Negli anni aveva imparato a capire quanto infernale sarebbe stata la sua giornata in base ai regali che trovava sulla sua scrivania la mattina.
Un mazzo di fiori significava che non avrebbe chiuso occhio per le successive settantadue ore. I fiori e un buono regalo per il più esclusivo centro benessere svizzero erano un invito a preparare una borsa da viaggio per una settimana. La combinazione peggiore però erano fiori e gioielli. Il solo vedere delle pietre preziose, ultimamente, la faceva rabbrividire. Possedeva tre bracciali di diamanti, un collier di rubini con un paio di orecchini abbinati e una spilla ornata di zaffiri che odiava profondamente, per il sangue, il sudore e le lacrime che le erano costati.

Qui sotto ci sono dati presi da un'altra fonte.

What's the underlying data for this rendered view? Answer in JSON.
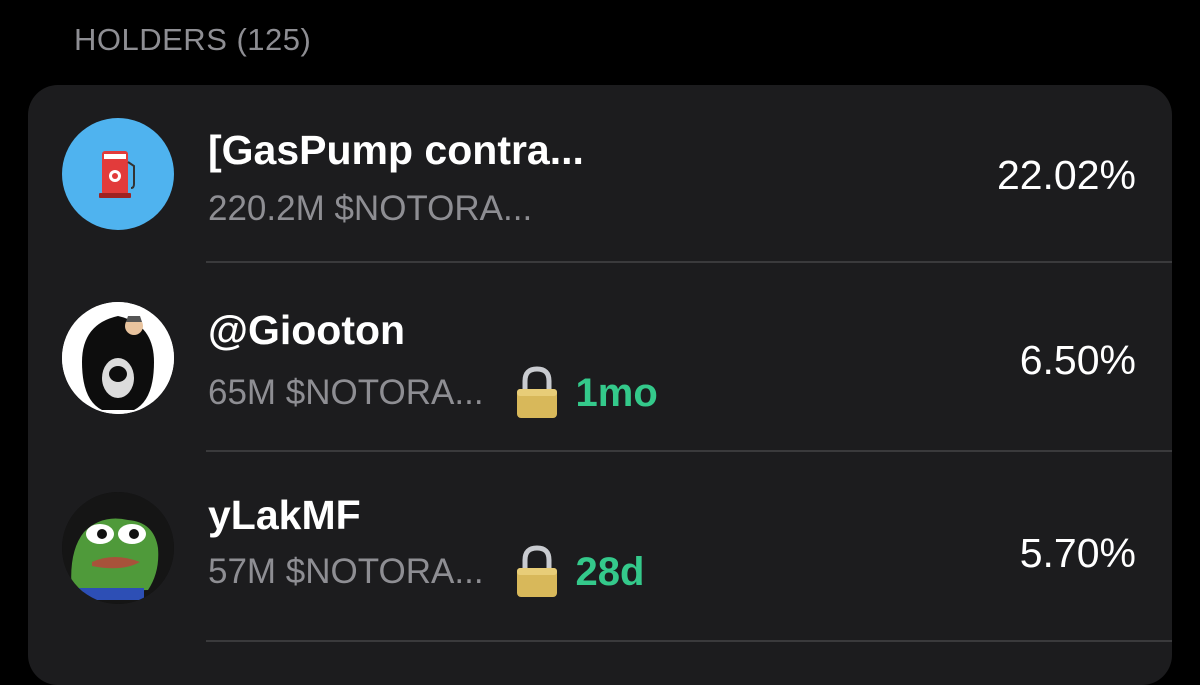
{
  "section": {
    "title": "HOLDERS (125)"
  },
  "holders": [
    {
      "name": "[GasPump contra...",
      "amount": "220.2M $NOTORA...",
      "percent": "22.02%",
      "avatar_icon": "gas-pump-icon"
    },
    {
      "name": "@Giooton",
      "amount": "65M $NOTORA...",
      "lock": "1mo",
      "percent": "6.50%",
      "avatar_icon": "hooded-figure-avatar"
    },
    {
      "name": "yLakMF",
      "amount": "57M $NOTORA...",
      "lock": "28d",
      "percent": "5.70%",
      "avatar_icon": "frog-avatar"
    }
  ],
  "colors": {
    "background": "#000000",
    "card": "#1c1c1e",
    "secondary_text": "#8e8e93",
    "lock_green": "#34c98b",
    "divider": "#3a3a3c"
  }
}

In un certo senso quindi un semplice mazzo di fiori, per quanto esagerato, era una benedizione.
In ogni caso...
Spostò il vaso di cristallo nell'angolo più lontano della scrivania, si alzò ignorando la vista sensazionale di Londra immersa in una rara giornata di sole e si voltò verso le doppie porte dell'ufficio accanto al suo.
Prese un respiro tremante e raddrizzò la schiena, asciugando i palmi sudati sulla gonna stretta. Non poteva certo permettersi di apparire debole e nervosa. Così come non poteva permettersi di ritardare ancora, per quanto quelle porte sembrassero invalicabili.

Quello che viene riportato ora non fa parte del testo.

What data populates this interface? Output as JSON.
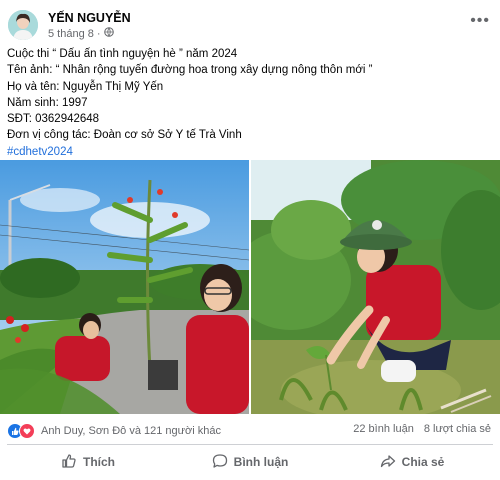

Aveva temporeggiato abbastanza. Due mesi interi, per la precisione. Era ora di compiere il passo finale. Di lasciarsi alle spalle il ricordo di quella sera e del pericoloso cedimento che le serrava la bocca dello stomaco ogni volta che ci ripensava.
Era ora di riprendere il controllo della sua vita, prima che fosse troppo tardi.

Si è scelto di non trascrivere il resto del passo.